Friday, October 5, 2007

So To Speak

Noah is doing the weirdest thing…

(Big shock, eh?)

He has this new best friend, Cooper. Cooper is just the sweetest, most polite boy you have ever met. I LOVE that he has come into our life because Noah has been pretty friendless since we left Ohio, and has been getting too rough with the twins and has developed some behavior issues. I think Cooper is an awesome example for Noah. He is a gentle soul. And I love that Noah is starting to live up to Coop’s example a bit… except for one area.

Cooper has the same speech impediment I had when I was a kid… he replaces his R’s with the W sound. (You can imagine my frustration as a child trying to pronounce my own name, Kawen Wenee’). Cooper gets very frustrated with the sound of his speech and is working on speaking more like his classmates and less like “a baby” as he puts it.

But not Noah!

No… Noah has decided that the way Cooper talks is as cool as Cooper is. So, my linguistically gifted child has decided to start speaking the same way! Yes! So he might say, “Mom, I was wunning on da playgwound today and I twipped and huwt my fingow”.

I remember working on plays (back in my theater life) that had actors speaking with a British Accent, or Irish, or whatever, and we all started talking that way for the fun of it, which is pretty much what Noah is doing, and I found that after some time, it’s very difficult to make yourself stop when you need to! So I worry a bit that Noah will end up continuing on with this speech pattern even after Coop has worked his way out of it!!

So we are trying to nip it in the bud. Pretty much every time we will say something like, “You did WHAT, Honey??”

“I huwt my fingow”

“You hurt your….umm... What?”

“MY FINGOW”

“I’m sorry, sweetie, I don’t understand what you are saying…”

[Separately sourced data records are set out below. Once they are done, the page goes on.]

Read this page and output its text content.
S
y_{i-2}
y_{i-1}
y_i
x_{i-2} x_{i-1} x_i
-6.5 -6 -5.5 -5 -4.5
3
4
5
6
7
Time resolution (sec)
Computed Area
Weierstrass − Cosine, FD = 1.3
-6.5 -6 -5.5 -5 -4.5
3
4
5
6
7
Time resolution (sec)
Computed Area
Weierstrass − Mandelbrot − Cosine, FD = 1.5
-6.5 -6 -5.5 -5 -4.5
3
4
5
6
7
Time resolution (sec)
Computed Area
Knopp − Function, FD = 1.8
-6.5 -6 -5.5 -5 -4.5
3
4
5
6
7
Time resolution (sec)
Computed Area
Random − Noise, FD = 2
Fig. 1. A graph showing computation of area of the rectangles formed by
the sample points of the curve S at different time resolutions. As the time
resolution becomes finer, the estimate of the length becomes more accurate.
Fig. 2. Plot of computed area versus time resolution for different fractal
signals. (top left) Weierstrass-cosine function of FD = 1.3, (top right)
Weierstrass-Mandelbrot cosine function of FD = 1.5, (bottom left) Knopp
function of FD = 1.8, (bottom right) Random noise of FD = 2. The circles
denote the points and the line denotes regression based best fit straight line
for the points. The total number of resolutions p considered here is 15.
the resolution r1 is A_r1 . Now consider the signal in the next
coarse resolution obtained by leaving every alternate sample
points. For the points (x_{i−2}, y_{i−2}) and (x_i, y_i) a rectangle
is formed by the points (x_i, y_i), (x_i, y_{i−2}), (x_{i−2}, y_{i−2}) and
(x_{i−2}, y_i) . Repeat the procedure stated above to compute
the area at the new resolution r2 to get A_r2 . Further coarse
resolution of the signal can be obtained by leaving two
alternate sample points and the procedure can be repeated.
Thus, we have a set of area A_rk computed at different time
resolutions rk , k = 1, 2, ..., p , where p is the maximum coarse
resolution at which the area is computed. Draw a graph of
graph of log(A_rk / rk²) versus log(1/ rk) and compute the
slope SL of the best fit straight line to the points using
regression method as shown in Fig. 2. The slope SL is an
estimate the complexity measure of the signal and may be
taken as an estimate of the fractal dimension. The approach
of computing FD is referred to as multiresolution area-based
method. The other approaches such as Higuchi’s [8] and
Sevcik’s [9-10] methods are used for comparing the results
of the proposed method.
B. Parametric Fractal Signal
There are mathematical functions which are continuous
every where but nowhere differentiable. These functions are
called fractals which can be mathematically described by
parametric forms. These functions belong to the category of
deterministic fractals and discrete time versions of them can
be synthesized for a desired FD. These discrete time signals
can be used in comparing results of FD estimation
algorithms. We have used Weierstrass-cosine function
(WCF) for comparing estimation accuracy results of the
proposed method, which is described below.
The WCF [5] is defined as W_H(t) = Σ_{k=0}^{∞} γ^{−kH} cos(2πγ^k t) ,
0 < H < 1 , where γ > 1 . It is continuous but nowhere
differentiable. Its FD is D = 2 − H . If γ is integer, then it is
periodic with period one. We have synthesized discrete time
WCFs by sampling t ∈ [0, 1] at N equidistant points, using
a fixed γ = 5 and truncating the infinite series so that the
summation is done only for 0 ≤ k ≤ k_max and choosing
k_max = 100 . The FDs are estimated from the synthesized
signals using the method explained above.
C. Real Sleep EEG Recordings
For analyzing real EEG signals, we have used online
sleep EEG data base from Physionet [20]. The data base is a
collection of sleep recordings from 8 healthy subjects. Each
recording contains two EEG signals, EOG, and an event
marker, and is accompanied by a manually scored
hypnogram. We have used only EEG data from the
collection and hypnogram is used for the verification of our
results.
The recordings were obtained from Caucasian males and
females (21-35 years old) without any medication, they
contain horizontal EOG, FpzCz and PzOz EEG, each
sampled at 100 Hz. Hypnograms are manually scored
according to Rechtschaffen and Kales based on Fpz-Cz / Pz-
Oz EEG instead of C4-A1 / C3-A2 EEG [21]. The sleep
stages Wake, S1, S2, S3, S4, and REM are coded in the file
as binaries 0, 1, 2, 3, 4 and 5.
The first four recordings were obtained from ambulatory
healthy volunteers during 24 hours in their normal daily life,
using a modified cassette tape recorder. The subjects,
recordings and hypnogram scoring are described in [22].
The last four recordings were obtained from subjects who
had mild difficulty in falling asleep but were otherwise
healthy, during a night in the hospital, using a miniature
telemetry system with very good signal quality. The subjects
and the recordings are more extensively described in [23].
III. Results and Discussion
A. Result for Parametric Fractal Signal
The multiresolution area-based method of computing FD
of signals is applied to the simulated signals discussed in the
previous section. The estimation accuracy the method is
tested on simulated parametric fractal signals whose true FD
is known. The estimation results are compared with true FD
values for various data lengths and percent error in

“I SAID I HURT MY FINGER!!!”

“OOOHHH!!! Your FINGER! I’m sorry, I couldn’t understand what you were saying! How is your finger feeling now?”

“It has a wed mawk on it”

“I’m sorry, it has a WHAT???”

And so on like that. We hope to exasperate him so much that eventually he will go back to his usual way of speaking. We work hard not to say that he is speaking “wrong” or that he isn’t doing it “the right way” or that he is “talking like Cooper” so that he doesn’t come back to Cooper with any conversation that will make him feel bad about himself. We just try to sound like we can’t understand what Noah is saying.

When I asked him why he has changed the way he speaks sometimes, he told me…

“I’m just talking with an ACCENT, Mom!!!”

3 comments:

willowtree said...

Tell Cooper to go live in England, the way he speaks, he could get a seat in the House of Lords.

Anonymous said...

That definitely sounds like a kid to me! It would be both cute and frustrating all at once!

I think you are on to something with the way you are responding to him. I don't know if I would have thought of that myself, but it is a great idea!

Good luck getting him switch back from his accent. lol

Hey, thanks for taking the time to visit my blog and sign up for the giveaway.

Beckie said...

My son does this sometimes and my daughter has a lisp. I so understand the frustration.